Pèlerins de la lumière, qui marchez dans les champs de la nuit, vous voici, nous voici.

Publié le par Père Olivier de Framond

Pèlerins de la lumière, qui marchez dans les champs de la nuit, vous voici, nous voici. Que sommes-nous ici, à attendre, à espérer ? Seuls nos cœurs peuvent répondre. J’attends, comme vous, une lumière, que la terre s’éclaire, qu’un chemin de vie s’ouvre et s’offre à nos yeux. J’attends une lumière dans le fond de nos yeux, dans la nuit des pays, avec tous ceux qui marchent. J’attends l’ange de Dieu éclairer notre route. J’attends avec vous de la reconnaître, la lampe, en cet enfant qui naît, que le ciel nous a donné. Ouvre nos cœurs, lumière de NOËL !

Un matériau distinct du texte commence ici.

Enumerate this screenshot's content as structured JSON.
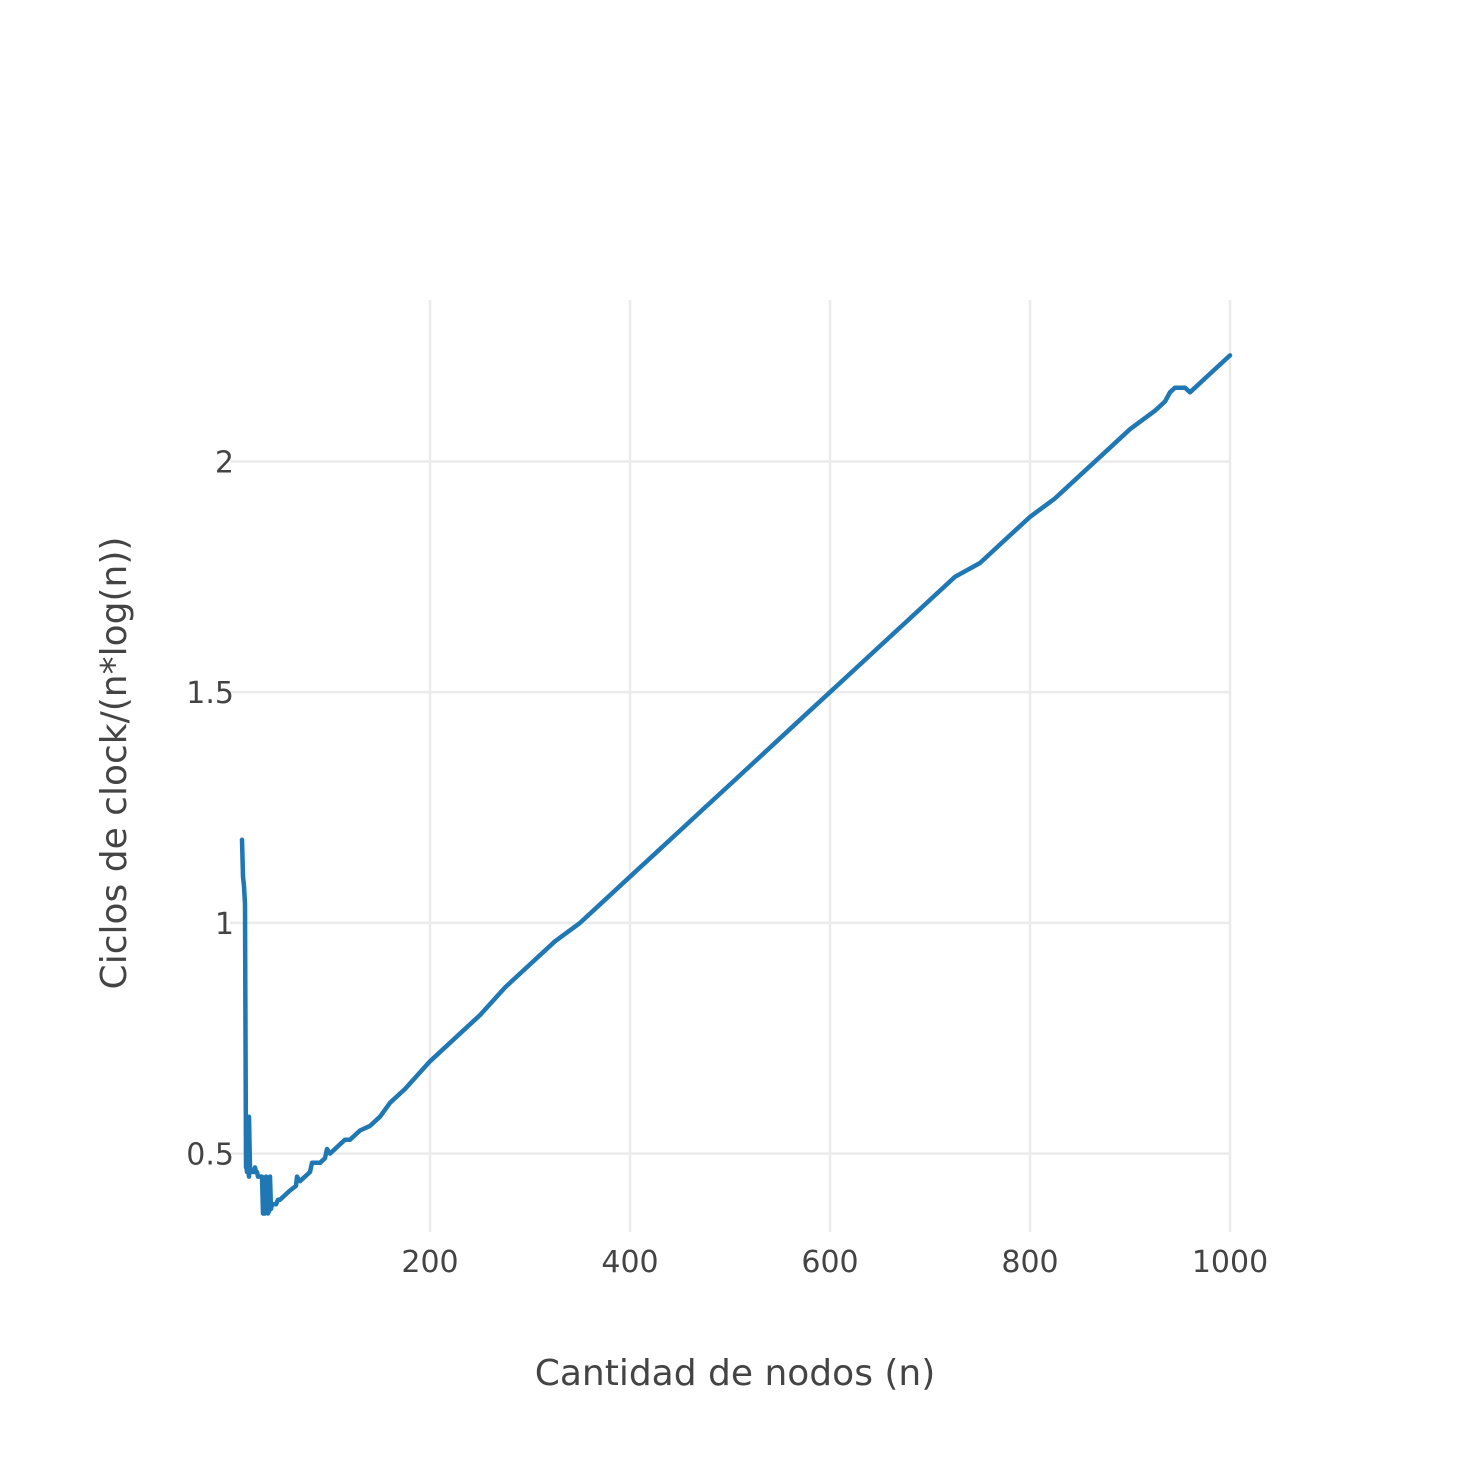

L’ange du Seigneur, qui est-il, mystère, mais c’est notre éveilleur d’attention. Il met en nous un instant de crainte, juste le temps d’accueillir ce qu’il fait pressentir : une naissance pas comme les autres. C’est une naissance qui donne naissance. Elle vient comme une lumière qui en allume d’autres, si bien que tout prend vie. Avant l’ange, on a comme une vie sans vie, du plus grand au plus petit : la terre s’agite avec un empereur, la région de Syrie, un coin de Galilée, une ville, Bethléem, un couple, Joseph et Marie, en conséquence. Tout ça finit dans une mangeoire, où un enfant naît, le 1er né de Marie… Et cette naissance fait venir l’ange ! Et l’ange vient à ceux que le Seigneur aime : ceux qu’il trouve encore debout en pleine nuit, des bergers ! Tout s’éclaire et naît, du plus petit jusqu’au plus grand : la grotte, les campagnes des alentours, la ville de David, le ciel, la terre des hommes ses bien-aimés.
L’ange du Seigneur, c’est mon éveilleur. Avec lui le monde naît à la parole : la mangeoire, la grotte, le pays, la ville, la terre, le ciel ! Notre église devient le champ de la nuit des bergers visités. L’ange passe de lieu en lieu, sur toute notre ville, la région, le pays, les continents. Il nous mène au seul cadeau de Noël : un cœur qui s’ouvre, se met en route, s’étonne, rend grâce, apprend à aimer, à aimer cette terre avec toute sa vie et ses blessures. Les arbres dansent de joie. L’ange du Seigneur, autour de l’Enfant de la mangeoire, nous fait danser. Il met une lumière intérieure en notre grotte intérieure, en notre nuit. Le peuple qui marchait dans les ténèbres a vu se lever la lumière. Le peuple, c’est nous, les bergers de la nuit, c’est moi et tout ce qui vit et bagarre en moi. Sur les habitants du pays de l’ombre une lumière a resplendi. Mon pays de l’ombre, de quoi est-il fait, je le subis, il ne vit pas, il peine, il erre, machinalement ; l’enfant de la mangeoire me donne de l’accueillir et d’y laisser entrer la lumière de la vie. Il y refait ma vie.